The coins were over-rated: their face values were greater than their bullion value. Banks would only accept them at a discount, farmers and merchants found they had to take them at par value.
The solution was to collect the US and British coins and export them, while providing that in the future, their par value would be fixed by statute at only 80% of their face value.
The new Canadian government issued its first notes in 1870. The first issue was in denominations of twenty-five cents, one dollar and two dollars.
The next year they issued notes for five hundred dollars and one thousand dollars, featuring Queen Victoria on the five hundred-dollar note and an allegorical female figure with the arms of Canada on the one thousand-dollar note.
In 1872, the government issued a fifty dollar note, featuring Mercury, the Roman god of commerce, and a one hundred-dollar note, featuring the Centre Block of the Parliament buildings.
The Canadian Parliament passed an act in 1901 to pay for a local branch of the Royal Mint. This was so that coins would no longer have to be imported from London. In 1907, the British government established a branch of the Royal Mint at Ottawa. It was to be operated at the expense of the Canadian government.
In 1931, the Canadian government took over full control of the Ottawa branch of the Royal Mint, renaming it the Royal Canadian Mint and bringing it under the authority of the Minister of Finance. The British government accordingly repealed the status of the Mint as a branch of the Royal Mint.
Bank of Canada and the Modern Day Canadian Dollar
During the Great Depression in Canada, pressure grew on the federal government to take greater control over the economy, including monetary policy.
The government passed the Bank of Canada Act in 1934, which came into force on March 11, 1935. The Bank was given an array of powers. These included custodian of the government’s gold reserves and lender of last resort to chartered banks. The bank could also issue notes on behalf of the government.
On the first day of operation, the Bank issued its first series of notes. There were ten notes in the 1935 series, primarily featuring members of the British Royal Family. The previous notes issued by the Minister of Finance were rapidly withdrawn from circulation.
Canada’s current coinage dates to 1937, when the Mint introduced new designs for the coins, replacing the old designs which dated back to 1858, when the Province of Canada introduced its first coinage.
The 1937 re-design continued to feature the monarch on the obverse of all coins. But, it also introduced new patterns for the reverse of each coin.
- One cent (penny): two maple leaves
- Five cents (nickel): a beaver
- Ten cents (dime): the schooner Bluenose
- Twenty five cents (quarter): a caribou
- Fifty cents (half-dollar): Canadian coat of arms
Apart from the withdrawal of the penny, these designs continue to be the basic features of Canadian coinage today.
This series of coins was augmented in 1987 by the introduction of a new one-dollar coin, featuring a loon on the reverse – which quickly became known as the loonie.

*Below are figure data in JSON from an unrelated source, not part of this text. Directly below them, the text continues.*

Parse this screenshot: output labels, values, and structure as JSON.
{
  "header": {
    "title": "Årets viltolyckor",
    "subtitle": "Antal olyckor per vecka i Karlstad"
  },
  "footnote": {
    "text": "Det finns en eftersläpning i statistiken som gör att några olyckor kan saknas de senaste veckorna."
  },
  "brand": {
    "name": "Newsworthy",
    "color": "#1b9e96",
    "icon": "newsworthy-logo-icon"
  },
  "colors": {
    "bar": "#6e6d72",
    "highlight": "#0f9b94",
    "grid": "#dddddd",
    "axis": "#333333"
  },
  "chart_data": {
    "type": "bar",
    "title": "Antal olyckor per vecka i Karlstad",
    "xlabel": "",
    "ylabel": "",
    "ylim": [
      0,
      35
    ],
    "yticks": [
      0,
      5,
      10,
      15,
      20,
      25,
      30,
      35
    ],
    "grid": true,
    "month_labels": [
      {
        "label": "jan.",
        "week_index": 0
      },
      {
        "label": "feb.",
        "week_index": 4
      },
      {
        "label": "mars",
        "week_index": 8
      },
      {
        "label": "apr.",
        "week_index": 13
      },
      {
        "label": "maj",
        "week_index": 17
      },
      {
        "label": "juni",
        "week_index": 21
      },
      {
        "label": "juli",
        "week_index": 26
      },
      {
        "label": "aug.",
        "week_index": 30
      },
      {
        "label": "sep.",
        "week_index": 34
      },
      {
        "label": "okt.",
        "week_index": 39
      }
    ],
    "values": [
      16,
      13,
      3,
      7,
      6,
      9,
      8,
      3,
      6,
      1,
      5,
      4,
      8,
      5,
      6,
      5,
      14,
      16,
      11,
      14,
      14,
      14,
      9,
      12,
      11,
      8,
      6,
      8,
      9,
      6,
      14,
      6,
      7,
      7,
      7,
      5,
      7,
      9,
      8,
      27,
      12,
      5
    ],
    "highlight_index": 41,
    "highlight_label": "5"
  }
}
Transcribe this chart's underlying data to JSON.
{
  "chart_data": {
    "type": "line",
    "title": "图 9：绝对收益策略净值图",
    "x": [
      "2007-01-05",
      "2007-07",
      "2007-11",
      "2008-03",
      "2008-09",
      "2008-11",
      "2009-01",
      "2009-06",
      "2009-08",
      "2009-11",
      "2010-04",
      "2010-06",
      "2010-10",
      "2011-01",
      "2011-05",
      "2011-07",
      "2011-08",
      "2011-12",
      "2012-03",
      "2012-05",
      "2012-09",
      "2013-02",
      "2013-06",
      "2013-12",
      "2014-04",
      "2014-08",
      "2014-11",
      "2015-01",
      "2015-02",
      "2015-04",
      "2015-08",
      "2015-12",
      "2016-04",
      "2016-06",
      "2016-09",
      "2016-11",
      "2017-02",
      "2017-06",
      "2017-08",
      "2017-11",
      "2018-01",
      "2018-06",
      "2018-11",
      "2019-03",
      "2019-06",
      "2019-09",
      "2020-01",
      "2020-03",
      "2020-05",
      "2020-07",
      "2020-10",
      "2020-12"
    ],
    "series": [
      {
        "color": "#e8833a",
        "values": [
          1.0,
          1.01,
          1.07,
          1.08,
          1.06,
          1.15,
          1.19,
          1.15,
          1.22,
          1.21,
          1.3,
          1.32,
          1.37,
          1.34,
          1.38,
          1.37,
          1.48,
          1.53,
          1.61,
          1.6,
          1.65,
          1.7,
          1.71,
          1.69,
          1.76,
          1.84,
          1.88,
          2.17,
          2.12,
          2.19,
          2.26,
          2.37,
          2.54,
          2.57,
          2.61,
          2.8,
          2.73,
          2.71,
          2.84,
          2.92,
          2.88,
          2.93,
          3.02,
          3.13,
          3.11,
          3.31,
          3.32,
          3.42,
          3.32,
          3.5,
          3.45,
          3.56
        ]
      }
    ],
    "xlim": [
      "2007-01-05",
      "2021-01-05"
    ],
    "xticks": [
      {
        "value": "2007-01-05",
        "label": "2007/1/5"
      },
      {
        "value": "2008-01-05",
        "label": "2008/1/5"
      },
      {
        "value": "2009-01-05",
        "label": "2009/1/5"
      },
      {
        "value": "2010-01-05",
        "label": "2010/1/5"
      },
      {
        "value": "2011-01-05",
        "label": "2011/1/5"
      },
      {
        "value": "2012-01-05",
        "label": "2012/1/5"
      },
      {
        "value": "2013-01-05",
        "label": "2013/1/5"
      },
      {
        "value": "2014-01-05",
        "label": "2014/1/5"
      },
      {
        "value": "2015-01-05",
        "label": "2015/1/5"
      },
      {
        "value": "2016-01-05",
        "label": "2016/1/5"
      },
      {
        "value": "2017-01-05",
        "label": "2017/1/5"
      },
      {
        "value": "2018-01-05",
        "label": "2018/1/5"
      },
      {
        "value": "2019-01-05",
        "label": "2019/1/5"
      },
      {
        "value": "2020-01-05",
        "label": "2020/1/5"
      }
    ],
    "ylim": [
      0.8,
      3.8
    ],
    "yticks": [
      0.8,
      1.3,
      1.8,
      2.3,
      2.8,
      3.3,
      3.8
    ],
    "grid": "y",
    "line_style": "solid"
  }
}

The loonie was followed by the introduction of a two-dollar coin in 1996. It quickly acquired its own nickname, the toonie.
The current series of notes is known as the Frontier Series. It is the seventh series of notes issued by the Bank of Canada. The notes are made of polymer, and contain a number of anti-counterfeiting measures, such as holographic features and transparent sections.
Current Note Breakdown
The current series consists of five notes:
- a five-dollar note, featuring Prime Minister Sir Wilfrid Laurier
- a ten-dollar note, featuring Prime Minister Sir John A. Macdonald
- a twenty-dollar note, featuring Queen Elizabeth II
- a fifty-dollar note, featuring Prime Minister William Lyon Mackenzie King
- a one hundred-dollar note, featuring Prime Minister Sir Robert Laird Borden
An eighth series of notes is planned on being released, and started in late 2018 with the release of the $10 polymer, vertical bank note, featuring Viola Desmond.